Journal of Materials Research and Technology (Mar 2025)
Study on the correlation between microstructural evolution and hydrogen storage properties in hyper-eutectic Mg-xNi (x = 15, 20, 25) alloys
Abstract
This study investigated the effect of Ni content on the microstructure and hydrogen storage properties of hyper-eutectic Mg–Ni hydrogen storage alloys. Mg-xNi (x = 15, 20, 25 (at%)) alloys were prepared using vacuum induction melting. These alloys consisted of a primary Mg2Ni phase and an Mg–Mg2Ni lamellar structure, with the proportion of the primary Mg2Ni phase increasing as the Ni content rose. The hydrogen absorption and desorption behaviors of the alloys were analyzed at 325 °C. The maximum hydrogen storage capacity of the Mg–15Ni alloy was 5.29 wt%. As the Ni content increased, the phase percentage of the Mg2Ni phase increased, leading to a reduction in the maximum hydrogen storage capacities of the Mg–20Ni and Mg–25Ni alloys to 5.01 and 4.67 wt%, respectively.
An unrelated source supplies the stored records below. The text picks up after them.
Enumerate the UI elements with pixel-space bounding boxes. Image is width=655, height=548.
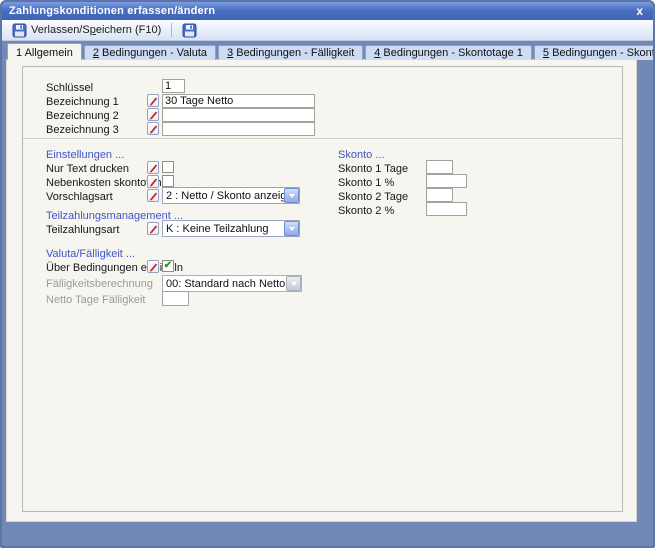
nur-text-drucken-label: Nur Text drucken [46, 163, 129, 175]
skonto-2-tage-input[interactable] [426, 188, 453, 202]
toolbar-separator [171, 23, 172, 37]
tab-bedingungen-skontotage-2[interactable]: 5 Bedingungen - Skontotage 2 [534, 45, 655, 60]
edit-pencil-icon[interactable] [147, 189, 159, 202]
teilzahlungsart-label: Teilzahlungsart [46, 224, 119, 236]
chevron-down-icon [286, 276, 301, 291]
section-divider [23, 138, 622, 139]
toolbar: Verlassen/Speichern (F10) [2, 20, 653, 41]
skonto-1-tage-input[interactable] [426, 160, 453, 174]
edit-pencil-icon[interactable] [147, 260, 159, 273]
schluessel-input[interactable] [162, 79, 185, 93]
valuta-section-header: Valuta/Fälligkeit ... [46, 248, 135, 260]
ueber-bedingungen-checkbox[interactable]: ✔ [162, 260, 174, 272]
window-title: Zahlungskonditionen erfassen/ändern [9, 5, 215, 17]
skonto-2-prozent-input[interactable] [426, 202, 467, 216]
bezeichnung-2-label: Bezeichnung 2 [46, 110, 119, 122]
edit-pencil-icon[interactable] [147, 122, 159, 135]
bezeichnung-1-label: Bezeichnung 1 [46, 96, 119, 108]
bezeichnung-3-input[interactable] [162, 122, 315, 136]
vorschlagsart-label: Vorschlagsart [46, 191, 113, 203]
edit-pencil-icon[interactable] [147, 94, 159, 107]
faelligkeitsberechnung-select: 00: Standard nach Netto Tagen [162, 275, 302, 292]
dialog-zahlungskonditionen: Zahlungskonditionen erfassen/ändern x Ve… [0, 0, 655, 548]
skonto-1-prozent-label: Skonto 1 % [338, 177, 394, 189]
faelligkeitsberechnung-value: 00: Standard nach Netto Tagen [163, 278, 286, 290]
titlebar[interactable]: Zahlungskonditionen erfassen/ändern x [2, 2, 653, 20]
exit-save-button[interactable]: Verlassen/Speichern (F10) [6, 21, 167, 39]
tab-bar: 1 Allgemein 2 Bedingungen - Valuta 3 Bed… [7, 43, 655, 60]
save-button[interactable] [176, 21, 203, 39]
bezeichnung-2-input[interactable] [162, 108, 315, 122]
netto-tage-faelligkeit-input [162, 291, 189, 306]
skonto-2-prozent-label: Skonto 2 % [338, 205, 394, 217]
save-icon [12, 23, 27, 38]
exit-save-label: Verlassen/Speichern (F10) [31, 24, 161, 36]
edit-pencil-icon[interactable] [147, 161, 159, 174]
form-groupbox: Schlüssel Bezeichnung 1 Bezeichnung 2 Be… [22, 66, 623, 512]
vorschlagsart-value: 2 : Netto / Skonto anzeigen [163, 190, 284, 202]
save-icon [182, 23, 197, 38]
vorschlagsart-select[interactable]: 2 : Netto / Skonto anzeigen [162, 187, 300, 204]
chevron-down-icon[interactable] [284, 188, 299, 203]
schluessel-label: Schlüssel [46, 82, 93, 94]
skonto-1-prozent-input[interactable] [426, 174, 467, 188]
skonto-1-tage-label: Skonto 1 Tage [338, 163, 408, 175]
bezeichnung-1-input[interactable] [162, 94, 315, 108]
dialog-body: 1 Allgemein 2 Bedingungen - Valuta 3 Bed… [2, 41, 653, 546]
faelligkeitsberechnung-label: Fälligkeitsberechnung [46, 278, 153, 290]
skonto-2-tage-label: Skonto 2 Tage [338, 191, 408, 203]
einstellungen-section-header: Einstellungen ... [46, 149, 124, 161]
edit-pencil-icon[interactable] [147, 222, 159, 235]
bezeichnung-3-label: Bezeichnung 3 [46, 124, 119, 136]
skonto-section-header: Skonto ... [338, 149, 384, 161]
tab-bedingungen-faelligkeit[interactable]: 3 Bedingungen - Fälligkeit [218, 45, 363, 60]
tab-bedingungen-skontotage-1[interactable]: 4 Bedingungen - Skontotage 1 [365, 45, 532, 60]
nur-text-drucken-checkbox[interactable] [162, 161, 174, 173]
chevron-down-icon[interactable] [284, 221, 299, 236]
teilzahlungsart-value: K : Keine Teilzahlung [163, 223, 284, 235]
tab-allgemein[interactable]: 1 Allgemein [7, 43, 82, 60]
tab-panel-allgemein: Schlüssel Bezeichnung 1 Bezeichnung 2 Be… [6, 59, 637, 522]
nebenkosten-skontofaehig-checkbox[interactable] [162, 175, 174, 187]
edit-pencil-icon[interactable] [147, 175, 159, 188]
netto-tage-faelligkeit-label: Netto Tage Fälligkeit [46, 294, 145, 306]
tab-bedingungen-valuta[interactable]: 2 Bedingungen - Valuta [84, 45, 216, 60]
edit-pencil-icon[interactable] [147, 108, 159, 121]
close-icon[interactable]: x [633, 5, 646, 17]
teilzahlungsart-select[interactable]: K : Keine Teilzahlung [162, 220, 300, 237]
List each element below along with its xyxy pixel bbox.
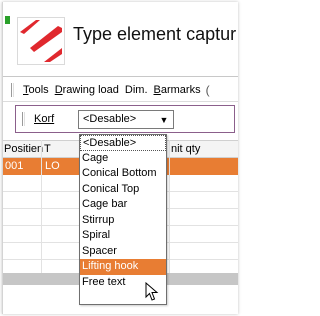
dropdown-option[interactable]: Conical Top [80,182,166,198]
menu-divider [3,101,238,102]
menu-overflow[interactable]: ( [204,83,210,97]
window-status-marker [5,16,10,24]
dropdown-option[interactable]: Cage [80,151,166,167]
dropdown-option[interactable]: <Desable> [80,135,166,151]
combo-selected-value: <Desable> [83,113,137,125]
toolbar-grip[interactable] [22,112,25,126]
column-header-position[interactable]: Positien [4,143,43,155]
dropdown-option[interactable]: Conical Bottom [80,166,166,182]
column-header-unit-qty[interactable]: nit qty [171,143,200,155]
menu-dim[interactable]: Dim. [122,84,151,96]
column-divider [169,140,170,273]
korf-label: Korf [34,113,55,125]
mouse-cursor-icon [145,282,159,301]
filter-toolbar: Korf <Desable> ▼ [15,105,235,133]
column-header-type[interactable]: T [44,143,51,155]
menu-barmarks[interactable]: Barmarks [151,84,204,96]
app-window: Type element captur Tools Drawing load D… [2,2,238,314]
title-bar: Type element captur [3,2,238,76]
app-logo-icon [17,17,65,65]
menu-bar: Tools Drawing load Dim. Barmarks ( [3,80,238,100]
cell-position: 001 [5,160,24,172]
dropdown-option[interactable]: Cage bar [80,197,166,213]
korf-type-combobox[interactable]: <Desable> ▼ [78,110,174,129]
type-dropdown-list: <Desable> Cage Conical Bottom Conical To… [79,134,167,305]
toolbar-grip[interactable] [11,83,14,97]
column-divider [41,140,42,273]
menu-drawing-load[interactable]: Drawing load [52,84,122,96]
menu-tools[interactable]: Tools [20,84,52,96]
dropdown-option[interactable]: Stirrup [80,213,166,229]
chevron-down-icon[interactable]: ▼ [158,114,170,126]
title-divider [3,76,238,77]
dropdown-option[interactable]: Spiral [80,228,166,244]
cell-type: LO [45,160,60,172]
window-title: Type element captur [73,24,237,44]
dropdown-option-highlighted[interactable]: Lifting hook [80,259,166,275]
dropdown-option[interactable]: Spacer [80,244,166,260]
logo-graphic [20,20,62,62]
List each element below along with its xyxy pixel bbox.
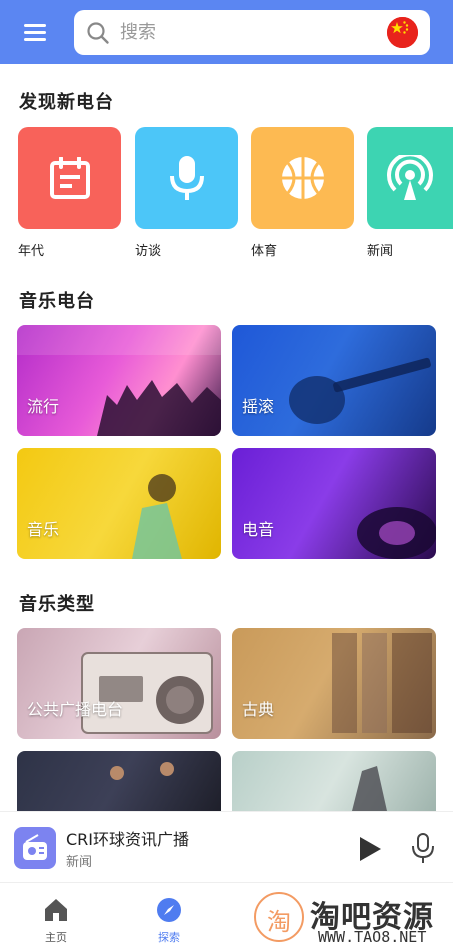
music-card-rock-label: 摇滚 [242,397,275,416]
watermark-url: WWW.TAO8.NET [318,928,427,946]
discover-label-sports: 体育 [251,244,278,259]
section-title-music-radio: 音乐电台 [19,291,95,312]
watermark-logo: 淘 [254,892,304,942]
search-bar[interactable] [74,10,430,55]
nav-explore[interactable]: 探索 [139,893,199,944]
music-card-rock[interactable]: 摇滚 [232,325,436,436]
nav-home-label: 主页 [45,931,67,944]
nav-home[interactable]: 主页 [26,893,86,944]
player-station-category: 新闻 [66,855,93,870]
basketball-icon [281,157,324,199]
voice-search-icon[interactable] [410,832,436,864]
country-flag-icon[interactable] [387,17,418,48]
dj-turntable-image [357,507,436,559]
headphone-girl-image [132,474,182,559]
music-card-live[interactable] [232,751,436,811]
discover-card-sports[interactable] [251,127,354,229]
music-card-music[interactable]: 音乐 [17,448,221,559]
discover-card-news[interactable] [367,127,453,229]
dancers-image [110,762,174,780]
discover-label-era: 年代 [18,244,45,259]
live-singer-image [352,766,387,811]
discover-card-talk[interactable] [135,127,238,229]
music-card-classical-label: 古典 [242,700,275,719]
player-station-title: CRI环球资讯广播 [66,830,190,849]
music-card-classical[interactable]: 古典 [232,628,436,739]
nav-explore-label: 探索 [158,931,180,944]
vinyl-records-image [332,633,432,733]
section-title-music-types: 音乐类型 [19,594,95,615]
music-card-edm-label: 电音 [242,520,275,539]
home-icon [45,899,67,921]
discover-label-talk: 访谈 [135,244,162,259]
microphone-icon [169,156,204,200]
menu-icon[interactable] [24,22,50,42]
music-card-public-radio-label: 公共广播电台 [27,700,124,719]
compass-icon [157,898,181,922]
calendar-icon [49,157,90,199]
music-card-public-radio[interactable]: 公共广播电台 [17,628,221,739]
boombox-image [81,652,213,734]
music-card-dance[interactable] [17,751,221,811]
watermark-logo-char: 淘 [267,908,291,936]
discover-label-news: 新闻 [367,244,394,259]
play-icon[interactable] [356,835,384,863]
concert-crowd-image [17,325,221,436]
music-card-pop-label: 流行 [27,397,60,416]
broadcast-icon [387,155,433,200]
discover-card-era[interactable] [18,127,121,229]
music-card-edm[interactable]: 电音 [232,448,436,559]
mini-player[interactable]: CRI环球资讯广播 新闻 [0,811,453,881]
station-logo-icon [14,827,56,869]
search-icon [87,22,109,44]
music-card-pop[interactable]: 流行 [17,325,221,436]
music-card-music-label: 音乐 [27,520,60,539]
section-title-discover: 发现新电台 [19,92,114,113]
top-app-bar [0,0,453,64]
guitar-image [289,357,431,424]
search-input[interactable] [120,20,360,45]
Although the maximum hydrogen storage capacity varied with Ni content, both the first plateau pressure (Mg → MgH2) and the second plateau pressure (Mg2Ni → Mg2NiH4) during hydrogen absorption remained unchanged and consistent across all three alloys. To understand why the plateau pressure remained constant despite variations in alloy composition, the equilibrium compositions of the Mg and Mg2Ni phases in the alloys were calculated through thermodynamic calculations. In addition, the compositions of the Mg and Mg2Ni phases within the lamellar structure were analyzed using transmission electron microscope. These analyses confirmed that, despite variations in Ni content across the alloys, the chemical composition of the individual Mg and Mg2Ni phases remained unchanged. The Mg phase exhibited a 100% Mg composition, while the Mg2Ni phase showed an atomic ratio of Mg to Ni of 2:1, closely matching the theoretical stoichiometric ratio. In hydrogen storage alloys, plateau pressures are influenced by the composition of each phase rather than the overall composition of the alloy. Consequently, even with changes in Ni content in the hyper-eutectic Mg–Ni alloys, the plateau pressures remained unchanged. When Ni is added to Mg hydrogen storage alloys, the hydrogen reaction kinetics are improved. However, this study confirmed that, despite the increase in Ni content, the plateau pressures remained unchanged, while the maximum hydrogen storage capacities decreased. Therefore, it is essential to derive an optimal Mg–Ni alloy composition that balances both reaction kinetics and hydrogen storage capacity.